The 8GB variant of the 5060 Ti exists at a lower price point but cannot load 14B models and runs 7B FP16 with significant offloading. If you are buying new, pay the small premium for the 16GB. The memory configuration gap matters far more than the bandwidth gap between the two 5060 Ti variants because both have the same 448 GB/s bandwidth regardless of VRAM amount.
Who it is for: buyers who mostly run 7-8B Q4 models and want the 16GB buffer as insurance for future larger models, SFF and low-profile builds benefiting from the 180W TDP, and budgets where the $350 premium for the 5070 Ti would go toward RAM or faster NVMe instead.
Skip it if: you regularly run 14B models and 42 tok/s feels too slow for your workflow (a real complaint for agentic use where latency compounds across tool calls), or you want to experiment with FP16 7B models at reasonable speed. At 28 tok/s on Qwen 7B FP16 the 5060 Ti is technically running the model, but the experience is noticeably slower than the quantized alternative.
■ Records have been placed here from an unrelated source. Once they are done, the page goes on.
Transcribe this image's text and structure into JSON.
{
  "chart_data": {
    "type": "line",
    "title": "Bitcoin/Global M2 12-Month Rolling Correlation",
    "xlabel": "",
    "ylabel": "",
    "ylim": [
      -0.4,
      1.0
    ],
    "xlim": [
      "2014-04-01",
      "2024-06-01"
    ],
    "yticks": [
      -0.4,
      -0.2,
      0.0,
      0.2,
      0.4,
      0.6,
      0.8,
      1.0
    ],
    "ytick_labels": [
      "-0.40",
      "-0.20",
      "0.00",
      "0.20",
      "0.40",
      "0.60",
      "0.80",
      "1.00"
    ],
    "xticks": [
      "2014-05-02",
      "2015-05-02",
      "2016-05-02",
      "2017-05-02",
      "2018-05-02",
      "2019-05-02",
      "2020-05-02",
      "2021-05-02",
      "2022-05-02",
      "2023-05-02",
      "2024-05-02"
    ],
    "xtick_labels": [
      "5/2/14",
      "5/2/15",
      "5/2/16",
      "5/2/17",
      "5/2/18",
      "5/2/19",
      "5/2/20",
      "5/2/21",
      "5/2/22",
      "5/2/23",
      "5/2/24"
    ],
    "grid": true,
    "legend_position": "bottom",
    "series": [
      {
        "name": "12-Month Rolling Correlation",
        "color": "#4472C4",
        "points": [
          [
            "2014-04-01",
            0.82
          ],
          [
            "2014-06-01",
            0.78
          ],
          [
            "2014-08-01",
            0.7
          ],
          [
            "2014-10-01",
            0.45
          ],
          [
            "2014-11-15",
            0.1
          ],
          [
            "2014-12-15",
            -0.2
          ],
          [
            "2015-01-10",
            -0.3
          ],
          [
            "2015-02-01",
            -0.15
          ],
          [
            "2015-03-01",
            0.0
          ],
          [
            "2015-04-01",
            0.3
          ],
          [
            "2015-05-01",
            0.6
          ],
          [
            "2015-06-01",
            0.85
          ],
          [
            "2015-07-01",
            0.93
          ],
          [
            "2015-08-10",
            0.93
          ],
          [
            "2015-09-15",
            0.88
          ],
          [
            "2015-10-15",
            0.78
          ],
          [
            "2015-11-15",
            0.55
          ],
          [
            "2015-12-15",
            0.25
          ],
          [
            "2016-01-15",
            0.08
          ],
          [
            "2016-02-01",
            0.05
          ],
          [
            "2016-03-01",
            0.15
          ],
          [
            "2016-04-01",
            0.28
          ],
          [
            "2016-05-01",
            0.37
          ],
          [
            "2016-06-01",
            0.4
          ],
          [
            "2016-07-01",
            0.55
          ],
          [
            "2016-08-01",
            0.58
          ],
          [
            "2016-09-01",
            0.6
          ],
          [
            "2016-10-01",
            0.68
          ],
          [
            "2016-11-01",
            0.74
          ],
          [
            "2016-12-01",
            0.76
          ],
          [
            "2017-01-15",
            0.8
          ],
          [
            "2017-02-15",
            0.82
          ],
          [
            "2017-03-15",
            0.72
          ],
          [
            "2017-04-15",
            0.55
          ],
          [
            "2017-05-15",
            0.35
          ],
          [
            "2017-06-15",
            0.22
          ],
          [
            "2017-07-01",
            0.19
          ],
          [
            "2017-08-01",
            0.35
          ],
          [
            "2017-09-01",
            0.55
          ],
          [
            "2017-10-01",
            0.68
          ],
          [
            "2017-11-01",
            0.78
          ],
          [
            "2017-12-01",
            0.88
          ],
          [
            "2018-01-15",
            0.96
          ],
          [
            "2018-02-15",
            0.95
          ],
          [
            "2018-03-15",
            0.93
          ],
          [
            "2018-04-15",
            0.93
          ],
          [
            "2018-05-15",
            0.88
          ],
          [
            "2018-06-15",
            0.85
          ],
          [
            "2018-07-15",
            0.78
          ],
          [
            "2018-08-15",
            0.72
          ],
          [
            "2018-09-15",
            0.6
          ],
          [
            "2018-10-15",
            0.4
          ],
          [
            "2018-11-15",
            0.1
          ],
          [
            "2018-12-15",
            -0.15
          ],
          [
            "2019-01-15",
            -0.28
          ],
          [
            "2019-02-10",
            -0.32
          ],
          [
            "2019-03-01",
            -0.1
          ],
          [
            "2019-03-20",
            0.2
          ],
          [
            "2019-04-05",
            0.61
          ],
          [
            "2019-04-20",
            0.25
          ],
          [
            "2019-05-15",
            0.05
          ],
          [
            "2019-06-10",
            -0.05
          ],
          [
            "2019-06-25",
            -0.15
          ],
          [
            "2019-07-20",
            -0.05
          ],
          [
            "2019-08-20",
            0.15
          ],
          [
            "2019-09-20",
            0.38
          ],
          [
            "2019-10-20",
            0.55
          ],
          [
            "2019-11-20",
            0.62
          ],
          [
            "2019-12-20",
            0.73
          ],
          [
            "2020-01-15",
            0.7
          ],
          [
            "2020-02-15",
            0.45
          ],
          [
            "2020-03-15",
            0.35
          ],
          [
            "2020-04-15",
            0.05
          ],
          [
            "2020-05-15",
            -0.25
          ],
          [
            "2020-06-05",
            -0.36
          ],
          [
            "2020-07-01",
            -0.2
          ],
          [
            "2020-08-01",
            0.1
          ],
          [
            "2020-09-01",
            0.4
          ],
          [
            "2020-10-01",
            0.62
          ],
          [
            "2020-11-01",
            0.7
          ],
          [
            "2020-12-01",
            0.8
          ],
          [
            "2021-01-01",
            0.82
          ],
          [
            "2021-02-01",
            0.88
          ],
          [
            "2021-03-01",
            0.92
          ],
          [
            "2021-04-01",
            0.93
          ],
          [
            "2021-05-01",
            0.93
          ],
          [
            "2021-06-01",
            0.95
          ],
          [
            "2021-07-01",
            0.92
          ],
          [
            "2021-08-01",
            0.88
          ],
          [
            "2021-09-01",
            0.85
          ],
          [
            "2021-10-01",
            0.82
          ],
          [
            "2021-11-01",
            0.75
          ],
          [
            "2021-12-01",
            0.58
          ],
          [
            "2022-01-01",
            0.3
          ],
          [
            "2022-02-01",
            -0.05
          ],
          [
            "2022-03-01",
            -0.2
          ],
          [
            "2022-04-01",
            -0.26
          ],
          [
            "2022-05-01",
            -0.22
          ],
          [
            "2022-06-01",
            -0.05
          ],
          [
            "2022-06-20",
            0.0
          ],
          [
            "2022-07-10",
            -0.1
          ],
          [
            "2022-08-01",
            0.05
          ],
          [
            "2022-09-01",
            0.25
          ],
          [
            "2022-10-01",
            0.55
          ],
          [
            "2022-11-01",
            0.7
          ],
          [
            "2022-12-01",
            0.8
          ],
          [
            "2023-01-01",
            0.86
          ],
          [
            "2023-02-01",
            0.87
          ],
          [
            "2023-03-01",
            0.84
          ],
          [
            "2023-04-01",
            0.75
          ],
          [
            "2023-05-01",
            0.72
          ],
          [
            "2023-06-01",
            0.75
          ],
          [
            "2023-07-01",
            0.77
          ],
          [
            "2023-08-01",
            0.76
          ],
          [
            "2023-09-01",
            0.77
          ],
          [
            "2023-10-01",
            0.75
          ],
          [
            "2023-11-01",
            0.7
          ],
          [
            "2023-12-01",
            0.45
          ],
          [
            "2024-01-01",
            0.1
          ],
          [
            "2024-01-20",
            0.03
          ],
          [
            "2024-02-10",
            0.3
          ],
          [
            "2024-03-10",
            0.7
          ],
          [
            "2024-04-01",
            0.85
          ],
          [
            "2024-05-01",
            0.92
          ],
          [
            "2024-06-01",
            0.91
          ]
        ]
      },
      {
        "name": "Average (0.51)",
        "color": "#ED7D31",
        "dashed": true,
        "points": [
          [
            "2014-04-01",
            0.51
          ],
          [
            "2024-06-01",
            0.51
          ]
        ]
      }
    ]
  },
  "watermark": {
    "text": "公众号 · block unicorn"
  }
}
What actually matters for local AI hardware
Memory bandwidth beats CUDA core count for LLM inference. This benchmark makes that concrete. The 5070 Ti has 8,960 CUDA cores versus 4,608 on the 5060 Ti, but the inference speedup tracks bandwidth (2x), not core count (1.94x). The workload is memory-bound, not compute-bound, which is why “more CUDA cores” advice that works for rendering or scientific compute does not transfer here.
VRAM ceiling determines model access, bandwidth determines speed. Both cards load the same set of models. The difference is how fast they generate from those models. If you are choosing between a 5060 Ti 16GB and a 5060 Ti 8GB, the VRAM difference is more important than any bandwidth argument: the 8GB card cannot run 14B models at all without offloading, which collapses throughput by 5-10x.
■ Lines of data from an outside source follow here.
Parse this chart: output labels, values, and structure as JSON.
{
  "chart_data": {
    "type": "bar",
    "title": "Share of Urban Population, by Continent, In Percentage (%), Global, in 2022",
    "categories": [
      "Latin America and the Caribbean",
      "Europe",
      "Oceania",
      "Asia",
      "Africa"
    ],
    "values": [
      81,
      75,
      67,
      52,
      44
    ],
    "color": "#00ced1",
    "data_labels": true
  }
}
PCIe x8 is not a local AI concern. The 5060 Ti uses PCIe 5.0 x8 rather than x16. Gamers see real performance loss in CPU-to-GPU transfer scenarios. LLM inference does not work that way: once the model is loaded into GDDR7, the PCIe link is nearly idle and token generation speed depends entirely on the GDDR7 bus. The x8 vs x16 slot is a meaningful spec for GPU rendering workloads and a non-issue for local LLMs.
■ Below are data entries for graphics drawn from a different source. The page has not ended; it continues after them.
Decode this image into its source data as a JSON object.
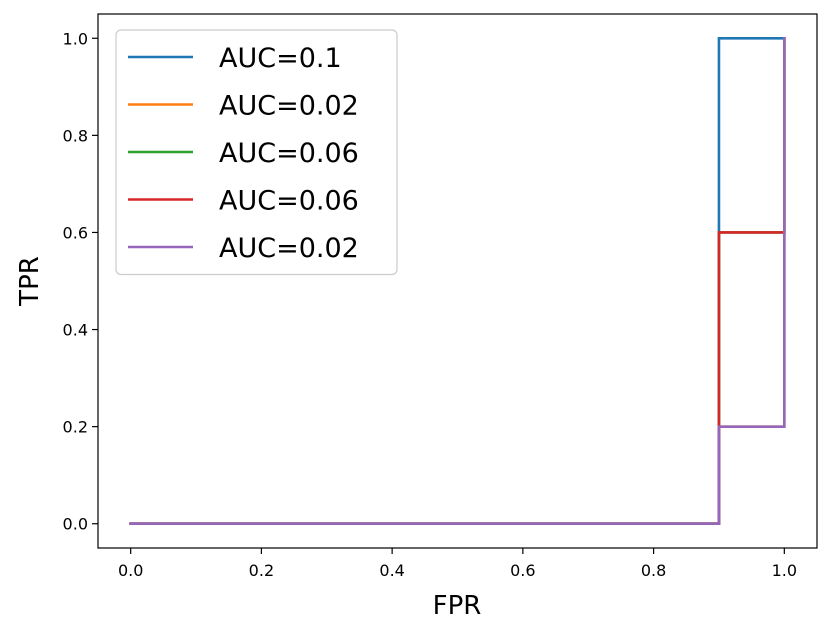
{
  "chart_data": {
    "type": "line",
    "xlabel": "FPR",
    "ylabel": "TPR",
    "xlim": [
      -0.05,
      1.05
    ],
    "ylim": [
      -0.05,
      1.05
    ],
    "xticks": [
      0.0,
      0.2,
      0.4,
      0.6,
      0.8,
      1.0
    ],
    "yticks": [
      0.0,
      0.2,
      0.4,
      0.6,
      0.8,
      1.0
    ],
    "xtick_labels": [
      "0.0",
      "0.2",
      "0.4",
      "0.6",
      "0.8",
      "1.0"
    ],
    "ytick_labels": [
      "0.0",
      "0.2",
      "0.4",
      "0.6",
      "0.8",
      "1.0"
    ],
    "grid": false,
    "legend_position": "top-left",
    "series": [
      {
        "name": "AUC=0.1",
        "color": "#1f77b4",
        "x": [
          0.0,
          0.9,
          0.9,
          1.0,
          1.0
        ],
        "y": [
          0.0,
          0.0,
          1.0,
          1.0,
          1.0
        ]
      },
      {
        "name": "AUC=0.02",
        "color": "#ff7f0e",
        "x": [
          0.0,
          0.9,
          0.9,
          1.0,
          1.0
        ],
        "y": [
          0.0,
          0.0,
          0.2,
          0.2,
          1.0
        ]
      },
      {
        "name": "AUC=0.06",
        "color": "#2ca02c",
        "x": [
          0.0,
          0.9,
          0.9,
          1.0,
          1.0
        ],
        "y": [
          0.0,
          0.0,
          0.6,
          0.6,
          1.0
        ]
      },
      {
        "name": "AUC=0.06",
        "color": "#d62728",
        "x": [
          0.0,
          0.9,
          0.9,
          1.0,
          1.0
        ],
        "y": [
          0.0,
          0.0,
          0.6,
          0.6,
          1.0
        ]
      },
      {
        "name": "AUC=0.02",
        "color": "#9467bd",
        "x": [
          0.0,
          0.9,
          0.9,
          1.0,
          1.0
        ],
        "y": [
          0.0,
          0.0,
          0.2,
          0.2,
          1.0
        ]
      }
    ]
  }
}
Power headroom matters at 300W. The 5070 Ti’s 300W TDP places it in the same tier as the RTX 4090 in terms of system power planning. A 750W PSU is the practical minimum for a system with a modern CPU and the 5070 Ti under full load. The 5060 Ti’s 180W TDP is much easier to accommodate in tighter builds and quieter cooling configurations.
Local AI inference reference
Use this as a quick reference for planning your local AI setup. Numbers from our June 2026 vast.ai benchmark runs:
| Model | VRAM used | 5070 Ti tok/s | 5060 Ti 16GB tok/s | Usable for |
|---|---|---|---|---|
| Llama 3.1 8B (Q4_K_M) | 4.9 GB | 125.0 | 75.1 | Both cards, conversational, code |
| Qwen2.5 14B (Q4_K_M) | 9.0 GB | 73.2 | 42.3 | Both cards; 5060 Ti slower for agentic |
| Qwen2.5 7B (FP16) | 15 GB | 51.8 | 28.0 | Both cards; prefer 5070 Ti for FP16 |
| Qwen2.5 32B (Q4_K_M) | ~20 GB (estimated) | N/A in 16 GB | N/A in 16 GB | Requires 24+ GB VRAM |
The 32B model row is included to set expectations: neither card runs it without offloading, and offloading collapses throughput well below what the table shows for in-VRAM models. If 32B+ models are on your regular rotation, the decision shifts to RTX 5090 or the Blackwell pro cards with 32 GB.